Sono 62 mila gli asini che si contano nel nostro paese. Un numero che mostra come le variazioni numeriche di questi quadrupedi da fattoria siano in netta controtendenza rispetto agli altri animali allevati. Il numero di asini è quintuplicato negli ultimi 10 anni registrando un aumento del 377% e di fatto, questa specie allevata si è salvata dall’estinzione. La Coldiretti, in occasione dell’inaugurazione del Villaggio Contadino a Circo Massimo a Roma, conferma la ripresa degli asini italiani dopo il declino che li ha interessati. Nell’evento, che si terrà nella Capitale durante il week end, sarà dedicato uno spazio proprio alle razze italiane di questi equini, e sarà inoltre possibile scoprire le piante e gli animali salvati dall’estinzione grazie all’impegno di generazioni riconosciuto dai “Sigilli” di Campagna Amica.

“Le qualità nutrizionali del latte, la riscoperta delle proprietà cosmetiche e soprattutto il carattere mansueto, docile e amichevole sono alla base del ritorno del simpatico quadrupede nelle campagne”, ha affermato il presidente della Coldiretti Roberto Moncalvo nel sottolineare che “l’asino dopo aver rischiato l’estinzione è tornato ad essere considerato prezioso con il suo reinserimento in programmi di interesse sociale ed economico, dall’onoterapia al turismo a dorso d’asino”.

Il simpatico equino svolge infatti un ruolo cruciale nella pet-therapy, una nuova attività prevista dalla legge sull’agricoltura sociale fortemente sostenuta dalla Coldiretti e approvata dal Parlamento nell’agosto 2015.
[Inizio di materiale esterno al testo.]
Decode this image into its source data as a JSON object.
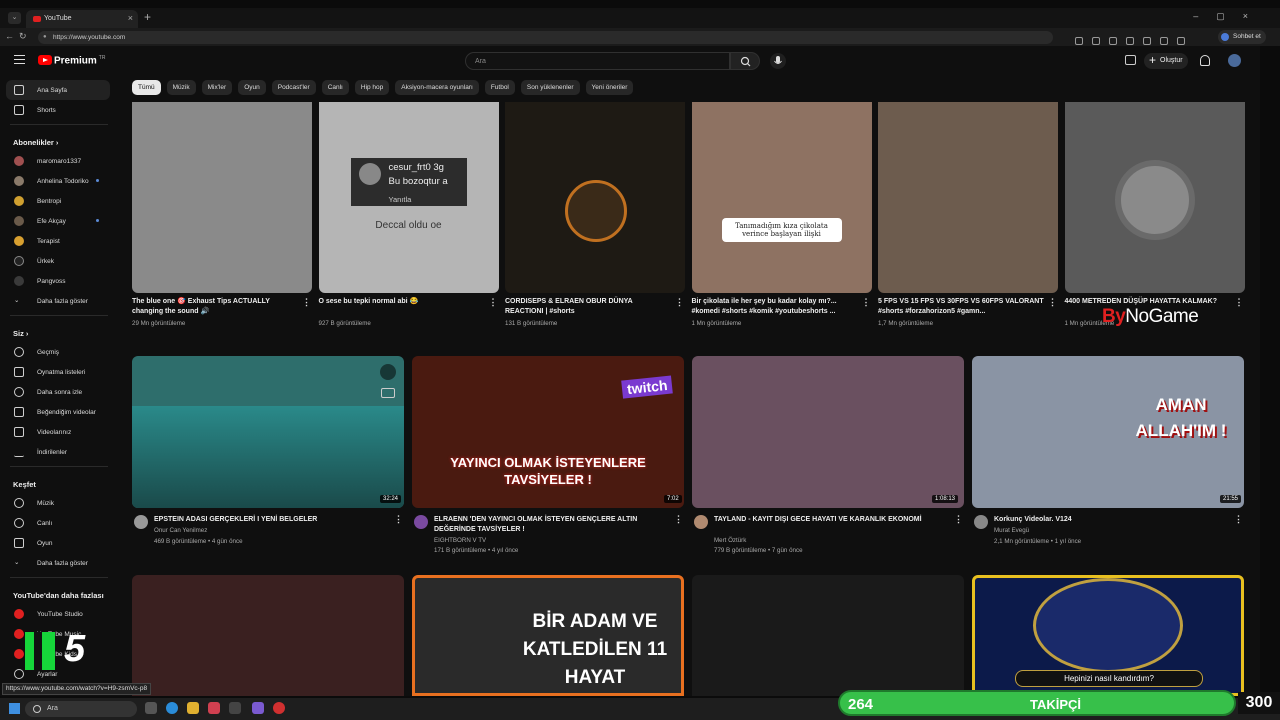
{
  "browser": {
    "tab_title": "YouTube",
    "url": "https://www.youtube.com",
    "chat_button": "Sohbet et",
    "status_url": "https://www.youtube.com/watch?v=H9-zsmVc-p8"
  },
  "header": {
    "brand": "Premium",
    "brand_sup": "TR",
    "search_placeholder": "Ara",
    "create_label": "Oluştur"
  },
  "chips": [
    "Tümü",
    "Müzik",
    "Mix'ler",
    "Oyun",
    "Podcast'ler",
    "Canlı",
    "Hip hop",
    "Aksiyon-macera oyunları",
    "Futbol",
    "Son yüklenenler",
    "Yeni öneriler"
  ],
  "sidebar": {
    "home": "Ana Sayfa",
    "shorts": "Shorts",
    "subs_head": "Abonelikler",
    "subs": [
      "maromaro1337",
      "Anhelina Todoriko",
      "Bentropi",
      "Efe Akçay",
      "Terapist",
      "Ürkek",
      "Pangvoss",
      "Daha fazla göster"
    ],
    "you_head": "Siz",
    "you": [
      "Geçmiş",
      "Oynatma listeleri",
      "Daha sonra izle",
      "Beğendiğim videolar",
      "Videolarınız",
      "İndirilenler"
    ],
    "explore_head": "Keşfet",
    "explore": [
      "Müzik",
      "Canlı",
      "Oyun",
      "Daha fazla göster"
    ],
    "more_head": "YouTube'dan daha fazlası",
    "more": [
      "YouTube Studio",
      "YouTube Music",
      "YouTube Kids"
    ],
    "settings": "Ayarlar"
  },
  "shorts": [
    {
      "title": "The blue one 🎯 Exhaust Tips ACTUALLY changing the sound 🔊",
      "views": "29 Mn görüntüleme",
      "color": "#8a8a8a"
    },
    {
      "title": "O sese bu tepki normal abi 😂",
      "views": "927 B görüntüleme",
      "overlay": "Deccal oldu oe",
      "comment_user": "cesur_frt0 3g",
      "comment_text": "Bu bozoqtur a",
      "comment_reply": "Yanıtla",
      "color": "#b5b5b5"
    },
    {
      "title": "CORDISEPS & ELRAEN OBUR DÜNYA REACTIONI | #shorts",
      "views": "131 B görüntüleme",
      "color": "#1e1a14"
    },
    {
      "title": "Bir çikolata ile her şey bu kadar kolay mı?... #komedi #shorts #komik #youtubeshorts ...",
      "views": "1 Mn görüntüleme",
      "overlay": "Tanımadığım kıza çikolata verince başlayan ilişki",
      "color": "#8e7262"
    },
    {
      "title": "5 FPS VS 15 FPS VS 30FPS VS 60FPS VALORANT #shorts #forzahorizon5 #gamn...",
      "views": "1,7 Mn görüntüleme",
      "color": "#6d5c4e"
    },
    {
      "title": "4400 METREDEN DÜŞÜP HAYATTA KALMAK?",
      "views": "1 Mn görüntüleme",
      "color": "#5a5a5a"
    }
  ],
  "videos": [
    {
      "title": "EPSTEIN ADASI GERÇEKLERİ I YENİ BELGELER",
      "channel": "Onur Can Yenilmez",
      "meta": "469 B görüntüleme • 4 gün önce",
      "duration": "32:24",
      "color": "#2e6e6c",
      "chan_color": "#999"
    },
    {
      "title": "ELRAENN 'DEN YAYINCI OLMAK İSTEYEN GENÇLERE ALTIN DEĞERİNDE TAVSİYELER !",
      "channel": "EIGHTBORN V TV",
      "meta": "171 B görüntüleme • 4 yıl önce",
      "duration": "7:02",
      "overlay": "YAYINCI OLMAK İSTEYENLERE TAVSİYELER !",
      "badge": "twitch",
      "color": "#4a1a10",
      "chan_color": "#7a4aa0"
    },
    {
      "title": "TAYLAND - KAYIT DIŞI GECE HAYATI VE KARANLIK EKONOMİ",
      "channel": "Mert Öztürk",
      "meta": "779 B görüntüleme • 7 gün önce",
      "duration": "1:08:13",
      "color": "#6a5060",
      "chan_color": "#b08a70"
    },
    {
      "title": "Korkunç Videolar. V124",
      "channel": "Murat Evegü",
      "meta": "2,1 Mn görüntüleme • 1 yıl önce",
      "duration": "21:55",
      "overlay": "AMAN ALLAH'IM !",
      "color": "#8a94a4",
      "chan_color": "#888"
    }
  ],
  "row3": [
    {
      "overlay": "",
      "color": "#3a2020"
    },
    {
      "overlay": "BİR ADAM VE KATLEDİLEN 11 HAYAT",
      "color": "#2a2a2a"
    },
    {
      "overlay": "",
      "color": "#1a1a1a"
    },
    {
      "overlay": "Hepinizi nasıl kandırdım?",
      "color": "#0c1a4a"
    }
  ],
  "overlay_stream": {
    "follow_count": "264",
    "follow_label": "TAKİPÇİ",
    "follow_goal": "300",
    "watermark_a": "By",
    "watermark_b": "NoGame",
    "k5_num": "5"
  },
  "taskbar": {
    "search": "Ara"
  }
}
“Fra le pratiche di agricoltura sociale vi sono infatti i servizi di cura e assistenza terapeutica come l’onoterapia, visto che l’interazione dei disabili con gli asini riduce lo stress, sia emotivo che fisico, stimolando il movimento e la comunicazione con il resto del mondo e diventando così parte integrante di un percorso curativo dove gli asini si trasformano in veri e propri amici dei malati – spiega la Coldiretti – Ad essere salvate sono state molte razze locali – ricorda Coldiretti – fra cui l’asinello albino dell’Asinara con il manto candido e gli occhi rosa celesti, l’asino dell’Amiata usato nella riabilitazione dei disabili e per il trekking, il Martina Franca con più di mezzo millennio di storia che è il “gigante” fra gli asini italiani ed è famoso per il suo latte usato per l’alimentazione dei bambini o per la produzione di cosmetici, il Sardo abituato a resistere e lavorare nelle condizioni più dure, il Romagnolo di cui restano poco più di 500 esemplari in Italia e il Pantesco di Pantelleria in grado di trottare su terreni impervi e inclinati e di resistere anche con poca acqua sulle lunghe distanze.

La nuova diffusione di questi animali è legata anche allo sviluppo della produzione di specialità alimentari ricavate dal latte come biscotti o gelati. La spinta maggiore allo sviluppo degli allevamenti è venuta anche dal fatto che in Italia – sottolinea la Coldiretti – nascono ogni anno circa 15.000 bambini con allergie gastrointestinali dovute a intolleranza al normale latte di mucca e, per quelli che non possono essere allattati al seno, il latte d’asina, che ha caratteristiche simili a quello materno, rappresenta una valida alternativa per non far mancare un nutrimento essenziale alla crescita. Il latte d’asina è infatti da molti considerato un super food che risolve i problemi delle intolleranze al latte vaccino nell’età neonatale, mentre l’elevato contenuto in calcio lo rende estremamente utile tanto per gli anziani affetti da osteoporosi che per le donne in menopausa.

Per le positive proprietà distensive della pelle – continua la Coldiretti – dovute anche all’alto contenuto di lisozima e conosciute ed esaltate nel corso dei millenni, il latte d’asina è oggi richiesto anche in cosmetica sotto forma di crema da giorno e da notte, come crema corpo utilizzata nei massaggi, come shampoo che rende i capelli luminosi e più robusti e voluminosi, ma anche come sapone detergente. Già ai tempi dell’antica Roma, infatti, il latte d’asina – conclude la Coldiretti – era conosciuto per le sue proprietà contro le malattie e l’invecchiamento della pelle tanto che uomini e donne di alto lignaggio erano soliti lavarsi nel latte d’asina (lac asininum), come usavano fare l’egiziana Cleopatra e Poppea, consorte di Nerone.”